「初めまして。山野咲と申します。今年は同じクラスになりまして、悠くんとお付き合いさせて頂いております」
頭を下げて、自己紹介すれば各々席についたご家族が声をかけてくれる。
「やっと会えて嬉しいわ。ずっと早く会わせてってお願いしてたのよ?」
とは、先程玄関前で声をかけてくれたお母さん。
「そうそう、早く連れておいでって言ってたんだよ」
お母さんを肯定して発言したのは、ダンディな渋みのあるお父さん。
「ずっとせっつかれていたんだよね。
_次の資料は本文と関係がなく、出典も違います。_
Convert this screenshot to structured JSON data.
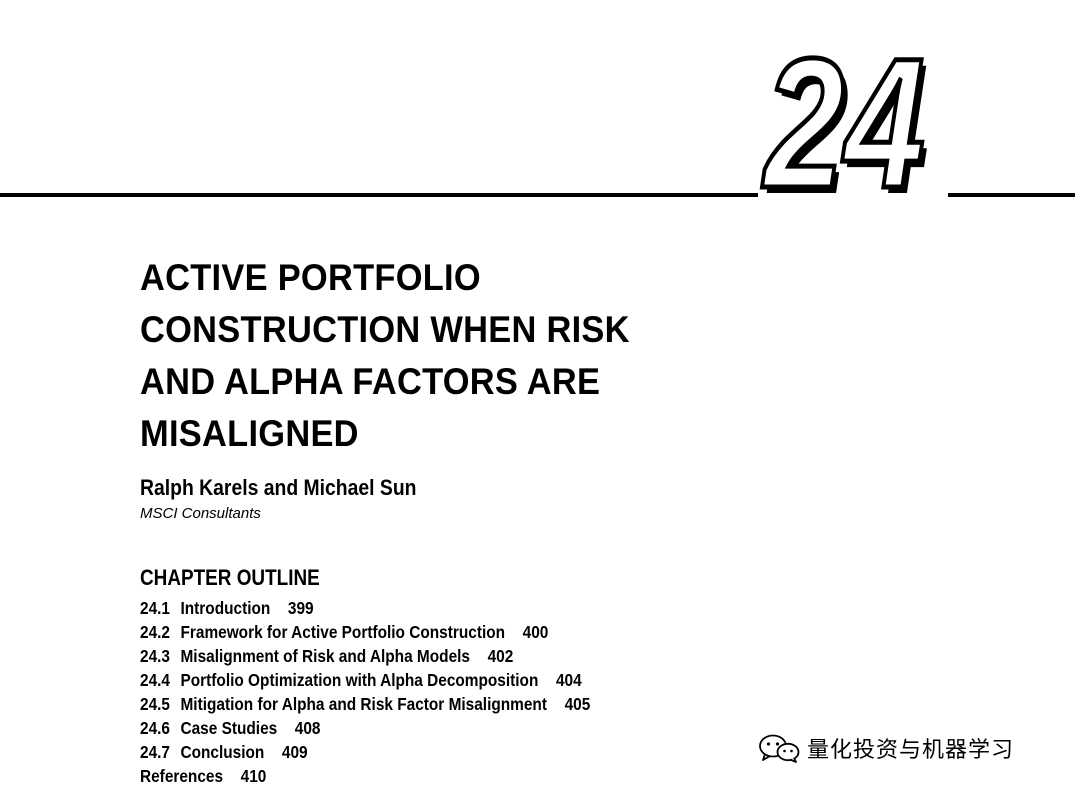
{
  "chapter": {
    "number": "24"
  },
  "title": {
    "lines": [
      "ACTIVE PORTFOLIO",
      "CONSTRUCTION WHEN RISK",
      "AND ALPHA FACTORS ARE",
      "MISALIGNED"
    ]
  },
  "authors": "Ralph Karels and Michael Sun",
  "affiliation": "MSCI Consultants",
  "outline": {
    "heading": "CHAPTER OUTLINE",
    "items": [
      {
        "num": "24.1",
        "title": "Introduction",
        "page": "399"
      },
      {
        "num": "24.2",
        "title": "Framework for Active Portfolio Construction",
        "page": "400"
      },
      {
        "num": "24.3",
        "title": "Misalignment of Risk and Alpha Models",
        "page": "402"
      },
      {
        "num": "24.4",
        "title": "Portfolio Optimization with Alpha Decomposition",
        "page": "404"
      },
      {
        "num": "24.5",
        "title": "Mitigation for Alpha and Risk Factor Misalignment",
        "page": "405"
      },
      {
        "num": "24.6",
        "title": "Case Studies",
        "page": "408"
      },
      {
        "num": "24.7",
        "title": "Conclusion",
        "page": "409"
      },
      {
        "num": "",
        "title": "References",
        "page": "410"
      }
    ]
  },
  "watermark": {
    "icon": "wechat-icon",
    "text": "量化投资与机器学习"
  }
}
僕も相手が決まったから、悠のことが気になっちゃたみたいで」
お兄さんは同じような感じで御両親に言われてたのだろうか、ちょっと苦笑いしている。
「お父様もお母様も、悠さんのお相手が気になって仕方なくて学園祭にも邪魔しておりましたが、なにせ学生数が多いので分からずじまいだったんですよ」
そう、お話してくれるのはちょっと前に紹介されたお兄さんの婚約者の智子さん。
智子さんはお兄さんの涼さんとは大学時代からのお付き合いだという。
お互い社会人になり三年目。
結婚することに決めたそうだ。
こんな身内の輪に入っていていんだろうかとちょっと、この場にいることに不安を覚える。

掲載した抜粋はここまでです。